Roger Ebert Honored for Lifetime Achievement

Roger Ebert, 2011A full and busy day of conference activities concluded Saturday night with the presentation of the Lifetime Achievement award to Roger Ebert, who appeared live from Chicago via Skype.

The NSNC Ernie Pyle Lifetime Achievement Award is given yearly to honor a columnist who exemplifies outstanding achievement. It is the NSNC organization’s highest honor.

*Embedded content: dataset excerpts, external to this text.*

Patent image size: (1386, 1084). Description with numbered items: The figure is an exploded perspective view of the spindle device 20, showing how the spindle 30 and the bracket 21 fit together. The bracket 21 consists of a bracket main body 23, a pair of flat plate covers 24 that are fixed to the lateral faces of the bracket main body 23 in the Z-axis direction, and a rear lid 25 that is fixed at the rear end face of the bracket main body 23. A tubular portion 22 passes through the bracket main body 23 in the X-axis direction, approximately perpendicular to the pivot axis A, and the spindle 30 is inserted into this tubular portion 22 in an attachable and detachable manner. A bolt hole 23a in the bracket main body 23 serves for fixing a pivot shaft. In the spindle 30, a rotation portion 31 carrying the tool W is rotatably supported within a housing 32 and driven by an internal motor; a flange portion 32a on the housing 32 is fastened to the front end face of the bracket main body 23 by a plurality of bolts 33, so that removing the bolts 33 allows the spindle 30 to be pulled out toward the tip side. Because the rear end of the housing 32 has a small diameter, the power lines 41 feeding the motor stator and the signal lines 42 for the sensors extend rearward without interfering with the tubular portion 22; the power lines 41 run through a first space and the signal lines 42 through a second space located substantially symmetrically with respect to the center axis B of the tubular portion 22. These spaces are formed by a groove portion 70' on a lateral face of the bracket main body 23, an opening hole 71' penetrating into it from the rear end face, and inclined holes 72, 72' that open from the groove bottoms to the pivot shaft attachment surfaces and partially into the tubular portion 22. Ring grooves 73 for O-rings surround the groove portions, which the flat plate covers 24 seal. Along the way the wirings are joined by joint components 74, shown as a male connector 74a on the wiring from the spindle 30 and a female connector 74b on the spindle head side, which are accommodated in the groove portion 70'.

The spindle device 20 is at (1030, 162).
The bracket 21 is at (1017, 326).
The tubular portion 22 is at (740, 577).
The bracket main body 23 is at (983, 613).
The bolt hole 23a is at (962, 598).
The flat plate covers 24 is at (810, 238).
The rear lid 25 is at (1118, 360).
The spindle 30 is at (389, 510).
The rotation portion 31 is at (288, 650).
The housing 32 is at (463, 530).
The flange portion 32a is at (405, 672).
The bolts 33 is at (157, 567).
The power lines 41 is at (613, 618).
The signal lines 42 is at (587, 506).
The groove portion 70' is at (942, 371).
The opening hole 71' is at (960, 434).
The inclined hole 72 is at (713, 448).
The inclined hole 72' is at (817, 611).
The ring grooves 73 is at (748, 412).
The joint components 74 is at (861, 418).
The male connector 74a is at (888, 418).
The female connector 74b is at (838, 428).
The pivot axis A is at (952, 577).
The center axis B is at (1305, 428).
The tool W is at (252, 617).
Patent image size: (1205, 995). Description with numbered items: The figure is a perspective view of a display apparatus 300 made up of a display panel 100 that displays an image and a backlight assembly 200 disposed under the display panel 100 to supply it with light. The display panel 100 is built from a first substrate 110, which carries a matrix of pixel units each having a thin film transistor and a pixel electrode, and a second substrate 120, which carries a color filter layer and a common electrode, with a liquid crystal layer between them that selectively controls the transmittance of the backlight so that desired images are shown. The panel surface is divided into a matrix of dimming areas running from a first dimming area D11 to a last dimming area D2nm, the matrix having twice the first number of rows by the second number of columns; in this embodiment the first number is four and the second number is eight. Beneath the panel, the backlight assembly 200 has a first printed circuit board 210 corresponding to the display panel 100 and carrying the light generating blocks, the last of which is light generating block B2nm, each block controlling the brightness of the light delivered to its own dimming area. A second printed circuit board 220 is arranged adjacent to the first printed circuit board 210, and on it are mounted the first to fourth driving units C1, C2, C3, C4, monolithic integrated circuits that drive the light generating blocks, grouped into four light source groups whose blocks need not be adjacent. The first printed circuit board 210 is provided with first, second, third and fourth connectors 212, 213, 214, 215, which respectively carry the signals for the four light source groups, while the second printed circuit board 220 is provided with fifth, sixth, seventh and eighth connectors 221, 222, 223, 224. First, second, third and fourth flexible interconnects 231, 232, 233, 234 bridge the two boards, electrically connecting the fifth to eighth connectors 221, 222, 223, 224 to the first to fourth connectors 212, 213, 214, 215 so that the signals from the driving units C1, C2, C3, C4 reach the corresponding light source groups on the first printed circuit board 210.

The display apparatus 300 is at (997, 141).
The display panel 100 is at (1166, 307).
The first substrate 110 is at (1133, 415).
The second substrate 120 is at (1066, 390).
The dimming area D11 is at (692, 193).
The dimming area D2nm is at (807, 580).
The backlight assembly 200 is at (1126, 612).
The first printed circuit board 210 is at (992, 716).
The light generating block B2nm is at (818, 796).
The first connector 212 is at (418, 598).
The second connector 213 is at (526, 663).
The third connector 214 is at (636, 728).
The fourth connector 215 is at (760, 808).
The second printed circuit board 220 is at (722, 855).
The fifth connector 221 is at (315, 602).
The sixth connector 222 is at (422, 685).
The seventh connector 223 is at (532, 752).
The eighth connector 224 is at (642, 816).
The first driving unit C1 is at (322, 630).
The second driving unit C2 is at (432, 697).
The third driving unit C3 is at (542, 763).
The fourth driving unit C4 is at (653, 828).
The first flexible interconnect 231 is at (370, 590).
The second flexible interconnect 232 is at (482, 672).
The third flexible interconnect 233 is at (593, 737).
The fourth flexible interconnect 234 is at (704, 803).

Roger Ebert has been the film critic of the Chicago SunTimes since 1967 and his reviews are syndicated in more than 200 newspapers around the world. He won the Pulitzer Prize for criticism in 1975.

The following year, Roger and Gene Siskel began a long run of programs including “Siskel and Ebert” in which they reviewed movies on TV. After Siskel’s death in 1999, he was joined by Richard Roeper until illness deprived him of the ability to speak.

Ebert is the author of more than 20 books, including the 2002 best-seller “The Great Movies,”  In 2010 he published a practical cookbook.

For years he has attended film festivals around the world – as a critic and as a juror – and launched his own film festival in 1999, an annual event presented every April in his hometown of Champaign-Urbana, IL.

Elbert is the only film critic honored with a star on the Hollywood Walk of Fame. He lives with his wife, Chaz, in Chicago, where they now produce “Ebert Presents at the Movies,” which is syndicated nationwide on PBS.